# help with resistor value

#### coll234

Joined Dec 14, 2021
1
I am doing a flip flop circuit on my breadboard i am using one from an online guide , i have left the link below , It uses 2 LEDS and 4 resistors and 2 BC547 transistor , the two 330 ohms are for the LEDS and the other two resistors are for the 2 BC547 , The resistors for the bc547 are 10k for each , Can anyone explain how i calculate the resister value for the bc547 specs .
Flip Flop LED Flasher Using BC547 Transistors | Lindevs

#### AnalogKid

Joined Aug 1, 2013
10,065
To be clear, that is a multivibrator, which is a modified form of a flip-flop.

R2 and R3, working with C1 and C2, set the frequency of oscillation; each resistor controls one of the half-cycles. This is covered by the first equation in the text. You rearrange it to solve for the resistor values.

Things are much more simple if you want a symmetrical square wave (50% duty cycle). In that case, R2 = R3 = R, and C1 = C2 = C. This is covered by the second equation in the text. The equation has three variables: f, R, and C. You select values for any two of the three variables, and use the equation to solve for the third one. For example, you can state that you want a frequency of 440 Hz, using 10 K resistors, and solve for the required capacitor value.

ak

#### Audioguru again

Joined Oct 21, 2019
4,693
The maximum value for R2 and R3 are calculated from the BC547 spec in its datasheet of "Collector-Emitter Saturation Voltage" because you want each transistor to saturate when it turns on. The spec says that the base current should be 1/20th the collector current. The collector current is (5V - 2V)/330 ohms = 9.1mA when the LED is 2V red. Then the base current must be 0.45mA.
The base voltage is about 0.65V and the resistor is (5V - 0.65V)/0.45mA= 9666 ohms, use 10k.

Note that most 2Nxxxx transistors specs say to use a base current that is 1/10th the collector current for saturation.

#### Alec_t

Joined Sep 17, 2013
12,818
Can anyone explain how i calculate the resister value for the bc547 specs .
As I said on another forum:
A red LED drops about 2V, so for the linked circuit the collector current will be a ~(5V-2V)/330Ω = 0.01A = 10mA.
For circuit design purposes a bipolar transistor used as a switch is assumed (by a rule of thumb) to have a current gain in the range 10-20. Provided the transistor used has an actual gain considerably greater than that it should make a good switch.
That rule of thumb implies a base current of 5mA-10mA 0.5-1mA here. The base current is actually about (5V-0.7V)/10kΩ = 4.3 0.43mA, which is in the right ball park.
The time constant RC defined by the base resistor and the connected capacitor is what sets the time for which one LED is 'off' while the other is 'on'.

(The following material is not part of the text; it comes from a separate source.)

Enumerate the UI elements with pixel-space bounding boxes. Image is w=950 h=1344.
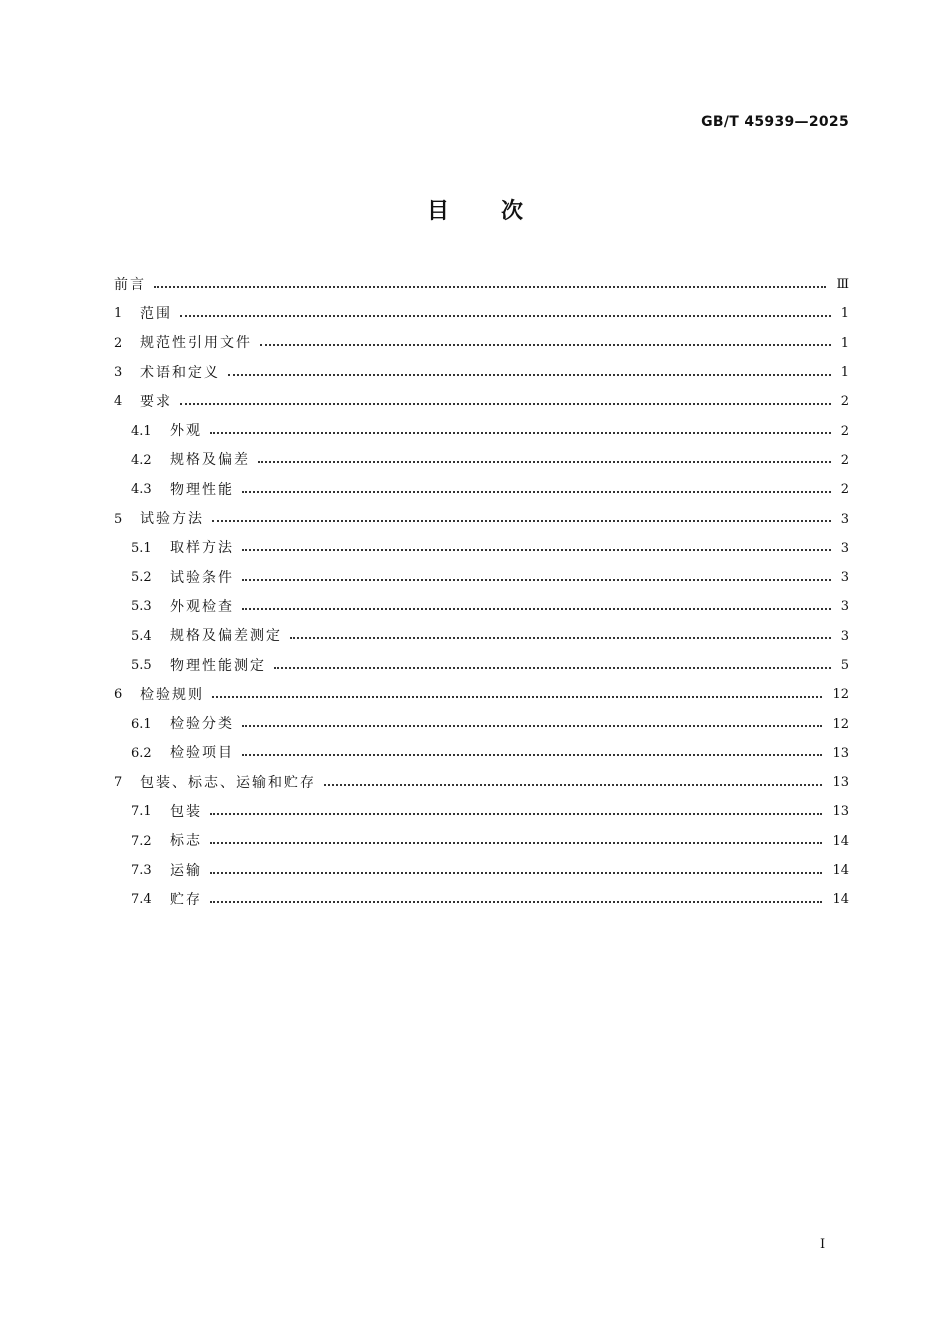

Edit; current values corrected ^^

Last edited:

#### Audioguru again

Joined Oct 21, 2019
4,693
As I said on another forum:
A red LED drops about 2V, so for the linked circuit the collector current will be a ~(5V-2V)/330Ω = 0.01A = 10mA.
For circuit design purposes a bipolar transistor used as a switch is assumed (by a rule of thumb) to have a current gain in the range 10-20. Provided the transistor used has an actual gain considerably greater than that it should make a good switch.
That rule of thumb implies a base current of 5mA-10mA here. The base current is actually about (5V-0.7V)/10kΩ = 4.3mA, which is in the right ball park.
The time constant RC defined by the base resistor and the connected capacitor is what sets the time for which one LED is 'off' while the other is 'on'.
Nope, your decimal point is in the wrong place.
The base current should be (5V - 0.7V)/10k= 0.43mA.

#### Alec_t

Joined Sep 17, 2013
12,818
Oops. You're quite right. I've edited my post ^^.